Green is a recipient of a National Endowment for the Humanities (NEH) Dynamic Language Infrastructure Documenting Endangered Languages fellowship for his project, “Documentation and description of Jarawan languages.”
Jarawan languages are a small group of approximately 20 to 25 languages spoken in Nigeria and Cameroon that Green says are essentially undescribed and undocumented. While his past research has mainly focused on other language groups in Africa, including Mande, Cushitic, and Bantu, he was introduced to Jarawan languages when former graduate student, Milkatu Garba G’20, joined the linguistic studies program in 2018. Garba is from Nigeria and a native speaker of a Jarawan language called Mbat.
Since 2018, Green and Garba have collaborated on this research, and the new NEH grant will allow their team to analyze materials that they continue to collect on Mbat, with the goal of publishing a sketch of its grammar with an accompanying lexicon. They will also begin data collection on two other Jarawan languages, Duguri and Galamkya, in order to better understand the similarities between each of these languages. The data they generate will also help them to better understand how Jarawan languages relate to Narrow Bantu and Southern Bantoid, which are two major African language groups.
Thanks to NEH funds and additional funds from Syracuse University’s SOURCE, Green will work closely with several current and former SU students to provide them with the opportunity to do practical and hands on linguistic research. Members of the project team include Soyoung Kim G’20, Will Hagerman G’21, Peyton Cameron ‘ 22, who is dual majoring in linguistic studies and international relations, and Milkatu Garba G’20.

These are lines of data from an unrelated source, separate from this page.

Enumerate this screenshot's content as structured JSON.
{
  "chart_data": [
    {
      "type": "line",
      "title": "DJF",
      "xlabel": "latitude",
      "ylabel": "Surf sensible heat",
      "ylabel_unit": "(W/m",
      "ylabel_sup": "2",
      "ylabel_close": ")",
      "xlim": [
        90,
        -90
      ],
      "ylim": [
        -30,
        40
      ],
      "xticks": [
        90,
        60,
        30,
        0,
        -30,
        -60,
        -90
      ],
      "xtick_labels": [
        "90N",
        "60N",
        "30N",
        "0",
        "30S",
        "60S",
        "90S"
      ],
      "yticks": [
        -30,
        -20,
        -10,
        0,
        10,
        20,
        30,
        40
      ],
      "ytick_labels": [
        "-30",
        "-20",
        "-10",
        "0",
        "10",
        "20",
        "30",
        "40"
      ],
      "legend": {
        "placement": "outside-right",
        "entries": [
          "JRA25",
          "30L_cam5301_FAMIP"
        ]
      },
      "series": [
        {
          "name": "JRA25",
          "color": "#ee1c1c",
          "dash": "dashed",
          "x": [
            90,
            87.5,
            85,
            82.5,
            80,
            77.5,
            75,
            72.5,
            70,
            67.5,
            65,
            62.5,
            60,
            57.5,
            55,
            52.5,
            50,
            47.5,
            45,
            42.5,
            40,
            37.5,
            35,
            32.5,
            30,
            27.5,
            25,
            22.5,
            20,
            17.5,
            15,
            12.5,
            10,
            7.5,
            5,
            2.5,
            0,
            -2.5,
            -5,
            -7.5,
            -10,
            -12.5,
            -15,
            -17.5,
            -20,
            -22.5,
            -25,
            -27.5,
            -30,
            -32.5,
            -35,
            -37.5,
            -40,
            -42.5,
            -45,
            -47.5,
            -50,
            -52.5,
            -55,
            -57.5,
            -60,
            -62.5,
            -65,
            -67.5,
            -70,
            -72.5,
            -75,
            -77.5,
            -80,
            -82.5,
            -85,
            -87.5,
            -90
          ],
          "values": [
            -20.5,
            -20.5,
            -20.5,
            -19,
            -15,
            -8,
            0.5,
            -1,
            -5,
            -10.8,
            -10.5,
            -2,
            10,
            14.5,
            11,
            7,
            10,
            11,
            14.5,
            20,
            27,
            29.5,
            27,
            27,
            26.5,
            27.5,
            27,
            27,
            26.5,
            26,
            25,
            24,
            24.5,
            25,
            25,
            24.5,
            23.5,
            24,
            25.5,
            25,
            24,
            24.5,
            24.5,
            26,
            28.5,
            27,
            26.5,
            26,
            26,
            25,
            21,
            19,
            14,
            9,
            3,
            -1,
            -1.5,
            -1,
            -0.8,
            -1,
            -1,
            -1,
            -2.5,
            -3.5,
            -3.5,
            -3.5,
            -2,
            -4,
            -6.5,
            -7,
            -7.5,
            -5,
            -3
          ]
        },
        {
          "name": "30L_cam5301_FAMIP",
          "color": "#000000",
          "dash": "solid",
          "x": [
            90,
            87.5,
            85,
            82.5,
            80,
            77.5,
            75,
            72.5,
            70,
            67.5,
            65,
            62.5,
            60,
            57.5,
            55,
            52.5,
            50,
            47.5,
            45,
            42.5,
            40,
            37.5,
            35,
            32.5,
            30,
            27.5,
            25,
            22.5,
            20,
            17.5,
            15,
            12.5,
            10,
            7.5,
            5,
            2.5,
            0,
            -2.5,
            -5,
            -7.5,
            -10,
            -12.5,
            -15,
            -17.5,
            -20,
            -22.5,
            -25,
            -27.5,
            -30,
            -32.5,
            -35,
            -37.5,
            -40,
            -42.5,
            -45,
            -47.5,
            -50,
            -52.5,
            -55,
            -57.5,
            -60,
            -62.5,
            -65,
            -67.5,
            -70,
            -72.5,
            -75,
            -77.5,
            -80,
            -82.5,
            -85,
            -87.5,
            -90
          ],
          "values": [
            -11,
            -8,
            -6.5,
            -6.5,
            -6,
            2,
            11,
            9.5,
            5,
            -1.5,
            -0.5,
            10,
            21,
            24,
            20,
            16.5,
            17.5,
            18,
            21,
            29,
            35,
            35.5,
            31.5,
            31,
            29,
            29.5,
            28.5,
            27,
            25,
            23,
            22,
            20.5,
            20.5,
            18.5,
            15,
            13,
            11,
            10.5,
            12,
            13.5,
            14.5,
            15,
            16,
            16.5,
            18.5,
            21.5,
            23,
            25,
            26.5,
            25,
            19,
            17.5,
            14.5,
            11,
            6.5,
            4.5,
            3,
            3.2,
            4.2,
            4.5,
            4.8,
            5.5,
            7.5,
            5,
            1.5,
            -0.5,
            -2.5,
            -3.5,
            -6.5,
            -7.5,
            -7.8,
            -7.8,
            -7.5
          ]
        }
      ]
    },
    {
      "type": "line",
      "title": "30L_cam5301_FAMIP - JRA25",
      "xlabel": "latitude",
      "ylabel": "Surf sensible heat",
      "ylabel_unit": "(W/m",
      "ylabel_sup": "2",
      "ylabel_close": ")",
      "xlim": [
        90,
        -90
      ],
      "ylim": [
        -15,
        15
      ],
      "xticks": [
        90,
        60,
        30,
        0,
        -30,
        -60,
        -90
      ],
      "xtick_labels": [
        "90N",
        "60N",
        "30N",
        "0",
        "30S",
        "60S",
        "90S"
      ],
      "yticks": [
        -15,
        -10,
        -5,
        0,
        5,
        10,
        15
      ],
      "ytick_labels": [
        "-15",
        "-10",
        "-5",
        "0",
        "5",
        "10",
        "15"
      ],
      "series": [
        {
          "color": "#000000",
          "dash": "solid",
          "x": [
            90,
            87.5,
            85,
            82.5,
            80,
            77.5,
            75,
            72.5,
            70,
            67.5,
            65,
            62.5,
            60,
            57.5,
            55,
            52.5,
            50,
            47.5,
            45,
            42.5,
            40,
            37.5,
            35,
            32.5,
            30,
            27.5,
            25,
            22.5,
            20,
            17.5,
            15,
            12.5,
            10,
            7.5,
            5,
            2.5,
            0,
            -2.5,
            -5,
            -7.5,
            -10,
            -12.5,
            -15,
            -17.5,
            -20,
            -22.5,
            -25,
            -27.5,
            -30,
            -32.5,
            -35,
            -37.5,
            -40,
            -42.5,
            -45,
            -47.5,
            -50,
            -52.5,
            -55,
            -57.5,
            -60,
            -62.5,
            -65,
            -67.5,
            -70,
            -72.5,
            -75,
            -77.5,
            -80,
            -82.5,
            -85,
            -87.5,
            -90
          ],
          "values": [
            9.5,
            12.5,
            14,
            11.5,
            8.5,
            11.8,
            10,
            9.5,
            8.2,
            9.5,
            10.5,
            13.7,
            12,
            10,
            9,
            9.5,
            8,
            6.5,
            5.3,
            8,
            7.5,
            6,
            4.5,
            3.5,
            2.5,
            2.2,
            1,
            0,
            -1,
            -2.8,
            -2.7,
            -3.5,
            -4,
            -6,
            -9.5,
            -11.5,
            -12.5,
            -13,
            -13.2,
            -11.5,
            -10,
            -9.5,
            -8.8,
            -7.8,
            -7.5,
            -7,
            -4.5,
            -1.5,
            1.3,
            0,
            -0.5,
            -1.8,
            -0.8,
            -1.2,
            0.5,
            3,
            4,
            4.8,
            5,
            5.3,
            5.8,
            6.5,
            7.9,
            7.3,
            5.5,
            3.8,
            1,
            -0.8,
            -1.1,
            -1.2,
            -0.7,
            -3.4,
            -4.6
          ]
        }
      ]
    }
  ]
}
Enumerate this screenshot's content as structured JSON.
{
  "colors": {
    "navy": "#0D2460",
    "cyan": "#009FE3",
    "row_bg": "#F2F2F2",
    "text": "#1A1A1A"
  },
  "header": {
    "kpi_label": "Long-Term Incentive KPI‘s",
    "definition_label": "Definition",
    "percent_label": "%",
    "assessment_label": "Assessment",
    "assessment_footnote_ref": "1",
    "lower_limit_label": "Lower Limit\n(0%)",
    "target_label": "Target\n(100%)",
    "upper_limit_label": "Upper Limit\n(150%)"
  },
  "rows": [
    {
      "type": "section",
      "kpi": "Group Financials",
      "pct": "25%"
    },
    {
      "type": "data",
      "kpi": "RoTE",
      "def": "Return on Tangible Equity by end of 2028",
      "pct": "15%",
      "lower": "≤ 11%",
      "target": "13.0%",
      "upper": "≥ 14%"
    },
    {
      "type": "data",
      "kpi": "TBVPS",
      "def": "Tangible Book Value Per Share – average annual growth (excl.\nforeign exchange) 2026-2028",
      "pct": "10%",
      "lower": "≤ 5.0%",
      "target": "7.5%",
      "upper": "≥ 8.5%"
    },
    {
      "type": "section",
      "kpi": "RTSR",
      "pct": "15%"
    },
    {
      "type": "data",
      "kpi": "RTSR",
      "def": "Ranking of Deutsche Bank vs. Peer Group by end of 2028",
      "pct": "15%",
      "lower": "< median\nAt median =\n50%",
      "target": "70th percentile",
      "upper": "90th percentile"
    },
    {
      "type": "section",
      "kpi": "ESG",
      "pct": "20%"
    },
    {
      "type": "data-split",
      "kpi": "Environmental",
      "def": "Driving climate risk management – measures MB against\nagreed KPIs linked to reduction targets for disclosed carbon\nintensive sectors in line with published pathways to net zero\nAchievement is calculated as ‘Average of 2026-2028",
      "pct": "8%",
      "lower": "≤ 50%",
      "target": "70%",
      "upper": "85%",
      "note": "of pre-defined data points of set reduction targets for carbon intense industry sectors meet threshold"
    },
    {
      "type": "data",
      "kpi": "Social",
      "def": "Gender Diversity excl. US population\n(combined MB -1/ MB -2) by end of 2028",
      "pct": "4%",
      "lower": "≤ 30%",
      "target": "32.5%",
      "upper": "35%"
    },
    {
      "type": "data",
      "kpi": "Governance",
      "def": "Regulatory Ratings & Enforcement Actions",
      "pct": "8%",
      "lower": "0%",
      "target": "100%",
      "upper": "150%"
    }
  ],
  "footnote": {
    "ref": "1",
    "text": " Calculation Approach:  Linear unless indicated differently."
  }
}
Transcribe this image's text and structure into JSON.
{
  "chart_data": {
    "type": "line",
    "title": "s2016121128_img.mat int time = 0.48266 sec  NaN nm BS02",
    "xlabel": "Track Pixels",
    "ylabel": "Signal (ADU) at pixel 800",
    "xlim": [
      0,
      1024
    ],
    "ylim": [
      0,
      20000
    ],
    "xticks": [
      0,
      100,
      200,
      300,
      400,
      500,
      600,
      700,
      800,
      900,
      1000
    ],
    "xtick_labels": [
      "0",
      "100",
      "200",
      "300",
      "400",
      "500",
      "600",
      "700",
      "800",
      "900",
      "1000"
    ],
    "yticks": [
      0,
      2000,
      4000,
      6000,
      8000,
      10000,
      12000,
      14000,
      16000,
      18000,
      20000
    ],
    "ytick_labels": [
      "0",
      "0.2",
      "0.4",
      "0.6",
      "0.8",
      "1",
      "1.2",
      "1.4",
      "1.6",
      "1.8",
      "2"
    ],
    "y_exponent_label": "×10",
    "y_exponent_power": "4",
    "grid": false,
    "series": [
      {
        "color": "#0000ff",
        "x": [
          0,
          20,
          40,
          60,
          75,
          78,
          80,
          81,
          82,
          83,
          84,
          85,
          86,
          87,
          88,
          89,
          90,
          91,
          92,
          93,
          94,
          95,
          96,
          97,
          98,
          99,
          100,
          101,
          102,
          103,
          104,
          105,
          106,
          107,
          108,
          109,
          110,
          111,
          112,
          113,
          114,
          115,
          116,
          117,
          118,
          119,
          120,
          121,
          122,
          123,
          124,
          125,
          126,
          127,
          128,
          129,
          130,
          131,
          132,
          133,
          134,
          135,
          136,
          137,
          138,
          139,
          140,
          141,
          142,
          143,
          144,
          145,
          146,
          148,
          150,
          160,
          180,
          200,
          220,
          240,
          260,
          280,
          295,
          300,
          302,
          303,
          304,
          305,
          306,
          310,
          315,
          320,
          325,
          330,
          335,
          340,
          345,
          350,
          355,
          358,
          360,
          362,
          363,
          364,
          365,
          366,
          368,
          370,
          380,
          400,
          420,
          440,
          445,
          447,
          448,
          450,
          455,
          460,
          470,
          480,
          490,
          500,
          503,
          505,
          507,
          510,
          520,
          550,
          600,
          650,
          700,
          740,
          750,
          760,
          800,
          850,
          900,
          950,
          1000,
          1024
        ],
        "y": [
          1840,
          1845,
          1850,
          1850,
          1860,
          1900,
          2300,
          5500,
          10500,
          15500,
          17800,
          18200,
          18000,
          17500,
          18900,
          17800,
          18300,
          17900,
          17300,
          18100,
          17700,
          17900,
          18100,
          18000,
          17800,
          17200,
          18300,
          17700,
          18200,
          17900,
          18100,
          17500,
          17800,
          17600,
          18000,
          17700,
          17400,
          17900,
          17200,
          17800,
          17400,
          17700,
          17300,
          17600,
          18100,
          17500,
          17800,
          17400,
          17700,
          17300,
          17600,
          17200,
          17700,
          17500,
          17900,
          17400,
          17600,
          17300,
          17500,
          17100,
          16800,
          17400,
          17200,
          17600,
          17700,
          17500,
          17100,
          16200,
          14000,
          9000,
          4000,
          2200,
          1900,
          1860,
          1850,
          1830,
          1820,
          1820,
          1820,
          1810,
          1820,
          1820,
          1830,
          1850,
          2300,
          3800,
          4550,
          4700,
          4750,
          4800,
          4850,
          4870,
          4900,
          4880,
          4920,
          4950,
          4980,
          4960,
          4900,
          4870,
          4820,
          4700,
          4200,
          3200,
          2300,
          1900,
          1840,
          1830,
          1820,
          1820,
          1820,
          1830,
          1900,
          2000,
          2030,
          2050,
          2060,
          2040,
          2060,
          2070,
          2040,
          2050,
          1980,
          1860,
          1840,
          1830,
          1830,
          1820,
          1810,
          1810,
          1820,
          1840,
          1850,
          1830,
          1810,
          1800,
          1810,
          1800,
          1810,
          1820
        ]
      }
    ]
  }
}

Green says that he hopes his research will curb the decline in the number of speakers of these languages, a matter of great concern to the Tadnum Traditional Council in Bauchi State, Nigeria, who have endorsed Green’s work. “We are working to preserve the languages of the Jarawan people in the face of an evolving and globalizing world,” he says. “This fellowship will help to carry on their rich cultural heritage.”